The strength that had gone out of him in his shocked surprise now flooded back. He realized Eddie was trying to pull his small but very efficient Colt Cobra out of his hand and had nearly succeeded. Jack pulled it back with a curse, tried to aim, and Eddie promptly grabbed his arm again.
Andolini hoisted a knee into the big muscle of Eddie’s right thigh (the expensive gabardine of Andolini’s slacks was now crusted with dirty gray beach sand) and Eddie screamed as the muscle seized up.
“Roland!” he cried. “Help me! For Christ’s sake, help me!”
Andolini snapped his head around and what he saw threw him off-balance again. There was a guy standing there . . . only he looked more like a ghost than a guy. Not exactly Casper the Friendly Ghost, either. The swaying figure’s white, haggard face was rough with beard-stubble. His shirt was in tatters which blew back behind him in twisted ribbons, showing the starved stack of his ribs. A filthy rag was wrapped around his right hand. He looked sick, sick and dying, but even so he also looked tough enough to make Andolini feel like a soft-boiled egg.
And the joker was wearing a pair of guns.
They looked older than the hills, old enough to have come from a Wild West museum . . . but they were guns just the same, they might even really work, and Andolini suddenly realized he was going to have to take care of the white-faced man right away . . . unless he really was a spook, and if that was the case, it wouldn’t matter fuck-all, so there was really no sense worrying about it.
Andolini let go of Eddie and snap-rolled to the right, barely feeling the edge of rock that tore open his five-hundred-dollar sport jacket. At the same instant the gunslinger drew left-handed, and his draw was as it had always been, sick or well, wide awake or still half asleep: faster than a streak of blue summer lightning.
I’m beat, Andolini thought, full of sick wonder. Christ, he’s faster than anybody I ever saw! I’m beat, holy Mary Mother of God, he’s gonna blow me away, he’s g—
The man in the ragged shirt pulled the trigger of the revolver in his left hand and Jack Andolini thought—really thought—he was dead before he realized there had been only a dull click instead of a report.
Misfire.
Smiling, Andolini rose to his knees and raised his own gun.
“I don’t know who you are, but you can kiss your ass good-bye, you fucking spook,” he said.
13
Eddie sat up, shivering, his naked body pocked with goosebumps. He saw Roland draw, heard the dry snap that should have been a bang, saw Andolini come up on his knees, heard him say something, and before he really knew what he was doing his hand had found a ragged chunk of rock. He pulled it out of the grainy earth and threw it as hard as he could.

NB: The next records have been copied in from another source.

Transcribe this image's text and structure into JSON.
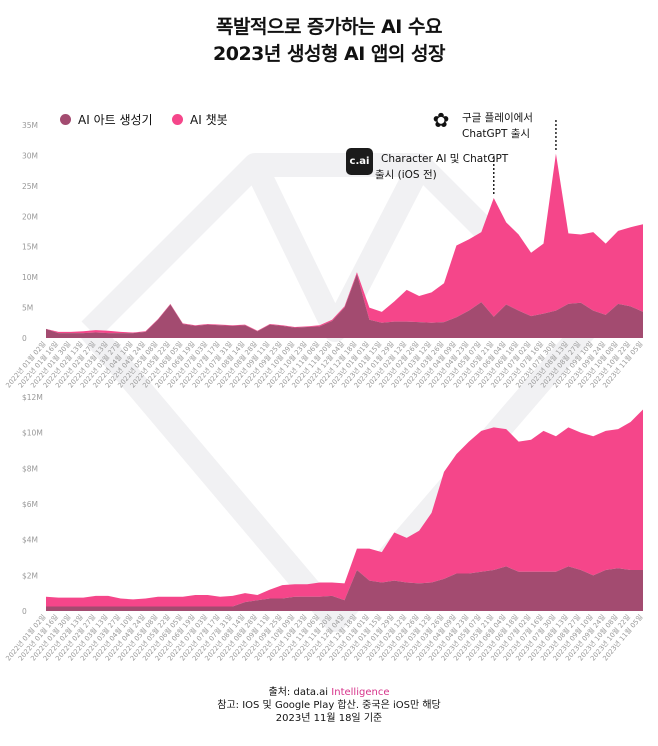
{
  "title": [
    "폭발적으로 증가하는 AI 수요",
    "2023년 생성형 AI 앱의 성장"
  ],
  "colors": {
    "art": "#a34b70",
    "chatbot": "#f5468a"
  },
  "legend": [
    {
      "label": "AI 아트 생성기",
      "color": "#a34b70"
    },
    {
      "label": "AI 챗봇",
      "color": "#f5468a"
    }
  ],
  "annotations": [
    {
      "icon": "c.ai",
      "lines": [
        "Character AI 및 ChatGPT",
        "출시 (iOS 전)"
      ],
      "date": "2023년 05월 21일"
    },
    {
      "icon": "openai-icon",
      "lines": [
        "구글 플레이에서",
        "ChatGPT 출시"
      ],
      "date": "2023년 07월 30일"
    }
  ],
  "footer": {
    "source_prefix": "출처: data.ai ",
    "source_brand": "Intelligence",
    "note": "참고: IOS 및 Google Play 합산. 중국은 iOS만 해당",
    "asof": "2023년 11월 18일 기준"
  },
  "chart_data": [
    {
      "type": "area",
      "stacked": true,
      "ylim": [
        0,
        35
      ],
      "yticks": [
        "0",
        "5M",
        "10M",
        "15M",
        "20M",
        "25M",
        "30M",
        "35M"
      ],
      "ytick_values": [
        0,
        5,
        10,
        15,
        20,
        25,
        30,
        35
      ],
      "legend_position": "top-left",
      "categories": [
        "2022년 01월 02일",
        "2022년 01월 16일",
        "2022년 01월 30일",
        "2022년 02월 13일",
        "2022년 02월 27일",
        "2022년 03월 13일",
        "2022년 03월 27일",
        "2022년 04월 10일",
        "2022년 04월 24일",
        "2022년 05월 08일",
        "2022년 05월 22일",
        "2022년 06월 05일",
        "2022년 06월 19일",
        "2022년 07월 03일",
        "2022년 07월 17일",
        "2022년 07월 31일",
        "2022년 08월 14일",
        "2022년 08월 28일",
        "2022년 09월 11일",
        "2022년 09월 25일",
        "2022년 10월 09일",
        "2022년 10월 23일",
        "2022년 11월 06일",
        "2022년 11월 20일",
        "2022년 12월 04일",
        "2022년 12월 18일",
        "2023년 01월 01일",
        "2023년 01월 15일",
        "2023년 01월 29일",
        "2023년 02월 12일",
        "2023년 02월 26일",
        "2023년 03월 12일",
        "2023년 03월 26일",
        "2023년 04월 09일",
        "2023년 04월 23일",
        "2023년 05월 07일",
        "2023년 05월 21일",
        "2023년 06월 04일",
        "2023년 06월 18일",
        "2023년 07월 02일",
        "2023년 07월 16일",
        "2023년 07월 30일",
        "2023년 08월 13일",
        "2023년 08월 27일",
        "2023년 09월 10일",
        "2023년 09월 24일",
        "2023년 10월 08일",
        "2023년 10월 22일",
        "2023년 11월 05일"
      ],
      "series": [
        {
          "name": "AI 아트 생성기",
          "values": [
            1.5,
            0.8,
            0.8,
            0.8,
            0.9,
            0.8,
            0.8,
            0.8,
            1.0,
            3.0,
            5.5,
            2.3,
            2.0,
            2.2,
            2.1,
            2.0,
            2.1,
            1.1,
            2.2,
            2.0,
            1.7,
            1.8,
            1.9,
            2.8,
            5.0,
            10.5,
            3.0,
            2.5,
            2.7,
            2.7,
            2.6,
            2.5,
            2.6,
            3.4,
            4.5,
            5.9,
            3.5,
            5.5,
            4.5,
            3.6,
            4.0,
            4.5,
            5.6,
            5.8,
            4.5,
            3.8,
            5.6,
            5.2,
            4.3
          ]
        },
        {
          "name": "AI 챗봇",
          "values": [
            0,
            0.2,
            0.2,
            0.3,
            0.4,
            0.4,
            0.2,
            0.1,
            0.1,
            0.1,
            0.1,
            0.1,
            0.1,
            0.1,
            0.1,
            0.1,
            0.1,
            0.1,
            0.1,
            0.1,
            0.1,
            0.1,
            0.2,
            0.2,
            0.2,
            0.3,
            2.0,
            1.8,
            3.3,
            5.2,
            4.3,
            5.0,
            6.4,
            11.8,
            11.7,
            11.5,
            19.5,
            13.5,
            12.5,
            10.4,
            11.5,
            25.8,
            11.6,
            11.2,
            12.9,
            11.7,
            12.0,
            13.0,
            14.4
          ]
        }
      ]
    },
    {
      "type": "area",
      "stacked": true,
      "ylim": [
        0,
        12
      ],
      "yticks": [
        "0",
        "$2M",
        "$4M",
        "$6M",
        "$8M",
        "$10M",
        "$12M"
      ],
      "ytick_values": [
        0,
        2,
        4,
        6,
        8,
        10,
        12
      ],
      "categories": [
        "2022년 01월 02일",
        "2022년 01월 16일",
        "2022년 01월 30일",
        "2022년 02월 13일",
        "2022년 02월 27일",
        "2022년 03월 13일",
        "2022년 03월 27일",
        "2022년 04월 10일",
        "2022년 04월 24일",
        "2022년 05월 08일",
        "2022년 05월 22일",
        "2022년 06월 05일",
        "2022년 06월 19일",
        "2022년 07월 03일",
        "2022년 07월 17일",
        "2022년 07월 31일",
        "2022년 08월 14일",
        "2022년 08월 28일",
        "2022년 09월 11일",
        "2022년 09월 25일",
        "2022년 10월 09일",
        "2022년 10월 23일",
        "2022년 11월 06일",
        "2022년 11월 20일",
        "2022년 12월 04일",
        "2022년 12월 18일",
        "2023년 01월 01일",
        "2023년 01월 15일",
        "2023년 01월 29일",
        "2023년 02월 12일",
        "2023년 02월 26일",
        "2023년 03월 12일",
        "2023년 03월 26일",
        "2023년 04월 09일",
        "2023년 04월 23일",
        "2023년 05월 07일",
        "2023년 05월 21일",
        "2023년 06월 04일",
        "2023년 06월 18일",
        "2023년 07월 02일",
        "2023년 07월 16일",
        "2023년 07월 30일",
        "2023년 08월 13일",
        "2023년 08월 27일",
        "2023년 09월 10일",
        "2023년 09월 24일",
        "2023년 10월 08일",
        "2023년 10월 22일",
        "2023년 11월 05일"
      ],
      "series": [
        {
          "name": "AI 아트 생성기",
          "values": [
            0.25,
            0.25,
            0.25,
            0.25,
            0.25,
            0.25,
            0.25,
            0.25,
            0.25,
            0.25,
            0.25,
            0.25,
            0.25,
            0.25,
            0.25,
            0.25,
            0.5,
            0.6,
            0.7,
            0.7,
            0.8,
            0.8,
            0.8,
            0.85,
            0.6,
            2.3,
            1.7,
            1.6,
            1.7,
            1.6,
            1.55,
            1.6,
            1.8,
            2.1,
            2.1,
            2.2,
            2.3,
            2.5,
            2.2,
            2.2,
            2.2,
            2.2,
            2.5,
            2.3,
            2.0,
            2.3,
            2.4,
            2.3,
            2.3
          ]
        },
        {
          "name": "AI 챗봇",
          "values": [
            0.55,
            0.5,
            0.5,
            0.5,
            0.6,
            0.6,
            0.45,
            0.4,
            0.45,
            0.55,
            0.55,
            0.55,
            0.65,
            0.65,
            0.55,
            0.6,
            0.5,
            0.3,
            0.5,
            0.75,
            0.7,
            0.7,
            0.8,
            0.75,
            0.95,
            1.2,
            1.8,
            1.7,
            2.7,
            2.5,
            2.95,
            3.9,
            6.0,
            6.7,
            7.4,
            7.9,
            8.0,
            7.7,
            7.3,
            7.4,
            7.9,
            7.6,
            7.8,
            7.7,
            7.8,
            7.8,
            7.8,
            8.3,
            9.0
          ]
        }
      ]
    }
  ]
}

It struck Andolini high on the back of the head and bounced away. Blood sprayed from a ragged hanging flap in Jack Andolini’s scalp. Andolini fired, but the bullet that surely would have killed the gunslinger otherwise went wild.
14
Not really wild, the gunslinger could have told Eddie. When you feel the wind of the slug on your cheek, you can’t really call it wild.
He thumbed the hammer of his gun back and pulled the trigger again as he recoiled from Andolini’s shot. This time the bullet in the chamber fired—the dry, authoritative crack echoed up and down the beach. Gulls asleep on rocks high above the lobstrosities awoke and flew upward in screaming, startled packs.